How does George fair with familiar fare? Well, less than fair. Only one of the dozen tracks, "Come in from the Cold," will warm your heart. Joni Mitchell wrote a great song with the same title that was one of her few listenable tracks from her post "Court and Spark" period. George needed more material like "Come in from the Cold," even if George borrows heavily from Al Green's persona. Then again, maybe that's why it succeeds.

It's a sad story as far as the rest of the album goes. James Taylor's "Don't Let Me Be Lonely Tonight" is hallowed ground for me and George is a grave robber. Altering a line to "sho' nuff good to see you" wasn't necessary, George. It makes it sound as if you're patronizing the homies and the Pigmeat Markham set. (C'mon, I know your're out there, or at least George does.)
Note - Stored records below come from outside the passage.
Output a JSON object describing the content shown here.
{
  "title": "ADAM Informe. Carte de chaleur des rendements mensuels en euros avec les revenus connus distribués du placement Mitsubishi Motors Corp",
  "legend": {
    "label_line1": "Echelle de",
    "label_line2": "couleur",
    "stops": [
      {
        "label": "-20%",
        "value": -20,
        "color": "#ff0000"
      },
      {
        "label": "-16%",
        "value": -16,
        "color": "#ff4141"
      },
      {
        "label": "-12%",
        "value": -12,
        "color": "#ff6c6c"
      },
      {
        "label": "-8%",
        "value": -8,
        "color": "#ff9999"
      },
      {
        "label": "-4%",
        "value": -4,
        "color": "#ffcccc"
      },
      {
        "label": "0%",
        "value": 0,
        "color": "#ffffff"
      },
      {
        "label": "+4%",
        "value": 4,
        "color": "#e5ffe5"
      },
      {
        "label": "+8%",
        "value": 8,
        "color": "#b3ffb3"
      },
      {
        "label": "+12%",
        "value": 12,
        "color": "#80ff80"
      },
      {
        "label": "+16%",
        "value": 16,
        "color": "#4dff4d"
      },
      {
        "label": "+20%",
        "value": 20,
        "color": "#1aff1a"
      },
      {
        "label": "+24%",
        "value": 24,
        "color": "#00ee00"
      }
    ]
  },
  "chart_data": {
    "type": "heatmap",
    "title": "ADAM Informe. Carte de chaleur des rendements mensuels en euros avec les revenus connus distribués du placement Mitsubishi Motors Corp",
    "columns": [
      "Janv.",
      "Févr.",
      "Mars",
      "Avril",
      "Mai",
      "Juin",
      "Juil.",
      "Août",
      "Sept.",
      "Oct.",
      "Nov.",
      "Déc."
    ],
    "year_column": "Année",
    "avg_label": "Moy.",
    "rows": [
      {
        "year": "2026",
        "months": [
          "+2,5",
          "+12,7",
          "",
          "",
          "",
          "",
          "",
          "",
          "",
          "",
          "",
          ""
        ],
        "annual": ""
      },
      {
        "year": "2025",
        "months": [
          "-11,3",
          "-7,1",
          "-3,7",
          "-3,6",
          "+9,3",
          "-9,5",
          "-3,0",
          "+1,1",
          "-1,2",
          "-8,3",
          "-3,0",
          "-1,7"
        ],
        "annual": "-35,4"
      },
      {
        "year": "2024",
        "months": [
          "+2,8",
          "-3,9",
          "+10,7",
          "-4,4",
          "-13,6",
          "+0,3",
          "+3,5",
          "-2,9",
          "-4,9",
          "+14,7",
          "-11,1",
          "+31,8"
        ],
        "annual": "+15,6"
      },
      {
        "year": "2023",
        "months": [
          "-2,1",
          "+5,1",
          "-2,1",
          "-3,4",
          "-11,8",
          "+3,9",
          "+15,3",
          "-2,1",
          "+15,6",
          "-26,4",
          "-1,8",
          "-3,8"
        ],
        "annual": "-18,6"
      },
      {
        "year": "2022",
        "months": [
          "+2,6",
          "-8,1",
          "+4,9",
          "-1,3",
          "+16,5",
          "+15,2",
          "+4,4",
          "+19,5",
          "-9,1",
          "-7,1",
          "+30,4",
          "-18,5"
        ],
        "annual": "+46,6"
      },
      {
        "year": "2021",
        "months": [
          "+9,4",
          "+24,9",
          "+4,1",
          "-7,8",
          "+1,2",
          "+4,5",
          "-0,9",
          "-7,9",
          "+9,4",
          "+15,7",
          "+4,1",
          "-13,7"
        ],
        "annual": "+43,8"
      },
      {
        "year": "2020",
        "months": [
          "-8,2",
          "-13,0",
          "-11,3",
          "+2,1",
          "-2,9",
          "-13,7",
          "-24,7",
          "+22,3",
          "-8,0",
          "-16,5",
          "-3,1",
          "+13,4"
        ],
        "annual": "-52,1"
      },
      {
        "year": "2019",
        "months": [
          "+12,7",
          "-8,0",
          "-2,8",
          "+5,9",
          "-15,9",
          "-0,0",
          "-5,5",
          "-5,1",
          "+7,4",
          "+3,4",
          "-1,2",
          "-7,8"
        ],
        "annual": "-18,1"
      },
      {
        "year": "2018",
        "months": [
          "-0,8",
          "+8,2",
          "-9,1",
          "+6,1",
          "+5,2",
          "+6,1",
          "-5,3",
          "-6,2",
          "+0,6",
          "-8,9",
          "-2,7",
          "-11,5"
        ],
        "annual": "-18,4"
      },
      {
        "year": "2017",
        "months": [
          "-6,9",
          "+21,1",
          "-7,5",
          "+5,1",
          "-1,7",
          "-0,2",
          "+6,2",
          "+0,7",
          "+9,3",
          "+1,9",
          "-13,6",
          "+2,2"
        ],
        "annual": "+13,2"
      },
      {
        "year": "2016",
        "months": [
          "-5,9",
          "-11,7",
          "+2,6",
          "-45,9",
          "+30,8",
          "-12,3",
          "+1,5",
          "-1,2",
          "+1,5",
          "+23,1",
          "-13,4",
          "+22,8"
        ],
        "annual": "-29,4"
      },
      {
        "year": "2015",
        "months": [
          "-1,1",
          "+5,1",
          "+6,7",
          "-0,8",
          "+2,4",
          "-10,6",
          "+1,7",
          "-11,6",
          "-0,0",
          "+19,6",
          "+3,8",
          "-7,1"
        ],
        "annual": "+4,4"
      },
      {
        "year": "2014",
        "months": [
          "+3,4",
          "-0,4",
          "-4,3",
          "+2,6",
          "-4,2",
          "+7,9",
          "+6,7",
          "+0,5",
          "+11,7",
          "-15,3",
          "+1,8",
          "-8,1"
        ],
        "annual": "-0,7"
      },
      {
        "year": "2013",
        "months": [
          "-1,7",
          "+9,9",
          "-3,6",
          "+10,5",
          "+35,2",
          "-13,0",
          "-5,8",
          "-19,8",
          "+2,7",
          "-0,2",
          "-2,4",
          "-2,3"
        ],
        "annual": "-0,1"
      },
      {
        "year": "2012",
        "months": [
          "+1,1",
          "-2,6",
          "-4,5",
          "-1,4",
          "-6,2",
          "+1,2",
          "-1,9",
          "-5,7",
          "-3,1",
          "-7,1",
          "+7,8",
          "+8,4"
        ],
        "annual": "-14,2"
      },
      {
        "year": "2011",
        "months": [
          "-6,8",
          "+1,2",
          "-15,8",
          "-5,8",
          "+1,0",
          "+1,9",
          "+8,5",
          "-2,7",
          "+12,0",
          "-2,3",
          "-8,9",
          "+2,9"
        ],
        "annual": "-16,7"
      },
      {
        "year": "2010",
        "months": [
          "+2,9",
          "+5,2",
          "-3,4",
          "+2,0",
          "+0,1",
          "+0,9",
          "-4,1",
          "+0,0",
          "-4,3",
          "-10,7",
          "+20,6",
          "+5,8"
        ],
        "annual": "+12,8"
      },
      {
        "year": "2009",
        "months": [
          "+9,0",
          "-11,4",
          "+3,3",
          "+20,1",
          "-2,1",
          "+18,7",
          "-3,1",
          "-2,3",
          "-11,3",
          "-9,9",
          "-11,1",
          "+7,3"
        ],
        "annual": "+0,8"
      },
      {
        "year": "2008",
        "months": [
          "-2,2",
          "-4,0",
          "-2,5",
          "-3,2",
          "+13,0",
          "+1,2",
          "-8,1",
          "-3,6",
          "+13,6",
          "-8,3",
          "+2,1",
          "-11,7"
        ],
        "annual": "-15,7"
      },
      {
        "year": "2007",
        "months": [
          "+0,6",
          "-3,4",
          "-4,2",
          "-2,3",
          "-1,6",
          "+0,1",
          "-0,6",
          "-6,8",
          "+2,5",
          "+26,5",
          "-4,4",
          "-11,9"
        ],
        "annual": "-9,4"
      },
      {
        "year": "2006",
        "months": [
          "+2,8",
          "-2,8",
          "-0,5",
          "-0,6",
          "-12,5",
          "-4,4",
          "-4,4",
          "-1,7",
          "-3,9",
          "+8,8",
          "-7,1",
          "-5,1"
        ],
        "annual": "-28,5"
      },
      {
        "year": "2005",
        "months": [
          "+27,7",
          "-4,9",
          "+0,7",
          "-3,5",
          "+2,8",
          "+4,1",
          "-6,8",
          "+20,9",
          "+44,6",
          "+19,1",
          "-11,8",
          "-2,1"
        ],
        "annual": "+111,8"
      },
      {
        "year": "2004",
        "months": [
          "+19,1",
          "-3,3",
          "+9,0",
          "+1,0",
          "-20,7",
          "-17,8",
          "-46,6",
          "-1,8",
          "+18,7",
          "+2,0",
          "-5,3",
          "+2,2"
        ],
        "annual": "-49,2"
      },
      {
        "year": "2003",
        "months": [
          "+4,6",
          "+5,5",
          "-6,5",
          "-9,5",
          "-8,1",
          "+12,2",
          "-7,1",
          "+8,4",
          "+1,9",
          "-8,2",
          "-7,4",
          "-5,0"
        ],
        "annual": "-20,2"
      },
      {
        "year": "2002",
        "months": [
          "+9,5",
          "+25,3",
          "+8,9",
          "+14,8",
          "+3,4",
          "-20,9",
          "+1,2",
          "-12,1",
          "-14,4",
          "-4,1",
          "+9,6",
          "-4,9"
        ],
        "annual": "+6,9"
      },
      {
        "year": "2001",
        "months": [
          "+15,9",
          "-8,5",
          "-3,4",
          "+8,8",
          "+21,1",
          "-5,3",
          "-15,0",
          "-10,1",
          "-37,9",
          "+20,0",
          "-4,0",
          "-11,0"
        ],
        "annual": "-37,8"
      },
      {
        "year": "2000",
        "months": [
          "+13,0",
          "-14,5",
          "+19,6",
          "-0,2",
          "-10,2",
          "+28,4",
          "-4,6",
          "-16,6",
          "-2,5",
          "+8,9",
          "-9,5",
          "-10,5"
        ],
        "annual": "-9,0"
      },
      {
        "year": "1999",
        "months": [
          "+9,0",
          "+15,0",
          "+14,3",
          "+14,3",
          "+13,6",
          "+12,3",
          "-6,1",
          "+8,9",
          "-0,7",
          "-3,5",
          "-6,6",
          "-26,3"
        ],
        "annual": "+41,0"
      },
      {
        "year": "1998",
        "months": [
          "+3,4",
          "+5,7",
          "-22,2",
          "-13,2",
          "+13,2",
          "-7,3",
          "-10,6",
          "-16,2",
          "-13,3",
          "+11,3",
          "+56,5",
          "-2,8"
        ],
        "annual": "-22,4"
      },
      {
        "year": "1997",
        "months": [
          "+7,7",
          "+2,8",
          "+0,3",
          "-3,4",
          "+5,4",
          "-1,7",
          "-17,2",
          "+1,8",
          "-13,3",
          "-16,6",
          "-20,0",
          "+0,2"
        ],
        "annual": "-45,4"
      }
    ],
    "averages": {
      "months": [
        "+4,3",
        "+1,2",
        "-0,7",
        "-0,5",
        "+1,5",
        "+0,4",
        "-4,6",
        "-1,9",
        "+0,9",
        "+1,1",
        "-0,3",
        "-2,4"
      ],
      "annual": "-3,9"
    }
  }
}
The chief offender in George's rendering factory is his dismantling of Tony Joe White's "A Rainy Night in Georgia," which was immortalized by Brook Benton. As far as covers go it's not as unintentionally funny as Frank Sinatra's desecration of George Harrison's "Something," ("Somethin' in da way she moooves, baby!), but it's a monsoon of jumbled jazz and crass crooning. George's phrasing is watery. He accents the wrong words and sings one line "It-still-comes-out-the-same" as if he's reading it off cue cards after waking from a nap at one of his concerts. And to complete his sacriledge, George omits the third verse, exiting with "I play my guitar through the night," which he does in such a haphazard manner it'll make you wish he'd gotten hit by a truck in the midst of a rainy night in Hoboken. Be thankful Brook Benton's dead and Tony Joe's too nice a guy to sue, George.

George also sinks Christopher Cross' "Sailing" with a considerable revisionist broadside. At least George is smart enough to make this an instrumental. I'd sail straight to the isle of projectile vomiting if he sang Cross' titanically terrible title. George keeps the scatting to a tolerable minimum and finally plays a solo with pride instead of trying to impress the radio czar's with flashy flourishes. Nevertheless, "Sailing" is an unsalvageable wreck.

As for the less familiar songs and stories, well, the story is, they have nothing to say.

"Show Me the Love" starts off with a dwee-doot-da-dweedalee-do scat. Can't fool me, George. I caught that brief homage to disco dross era hit "Turn Your Love Around." Show me the door.

"A Telephone Call Away" is a duet with Lalah Hathaway that gets hung up on he-man cliches. Hathaway has a smokey Mary Wilson  way of emoting that inspires George to slip into an embarrassing "you sexy thang" mode. He's already taken down Tony Joe White. With "Telephone" he makes a bad connection with Barry White's style and dials up a wrong number.

Too bad "Nuthin' But a Party" isn't the J. Geils wall-shaker (that'd be "Nothin' But a House Party"). It's finger popping disco with programmed drumming. This is party should have been raided and the organizers locked up without bail. "Lowenbrau, welcome to the party," George exhorts. Montel Jordan anyone?

It's the same old story. George's Tourette's Syndrome scating was a novelty "On Broadway," but it's become a crutch he pulls out whenever substandard material is falling apart, and "Songs and Stories" has plenty of listless, dated, safe performances. George picked two diamonds in "Rainy Night in Georgia' and "Don't Let Me Be Lonely Tonight" then fell asleep at the switch. You will too.

1 Comment

it is so obvious that you just personally don't like this style of singing. If you are a critic I think it is best to judge objectively. He is not a James Taylor and He is not a Frank Sinatra and neither is he a Christopher Cross. His style is a cross between Ray Charles and Stevie Wonder with a touch of something else totally unique to himself. And bottom line if you are not too "critical" and just listen to the music, I think you might enjoy listening to the whole album. Honestly.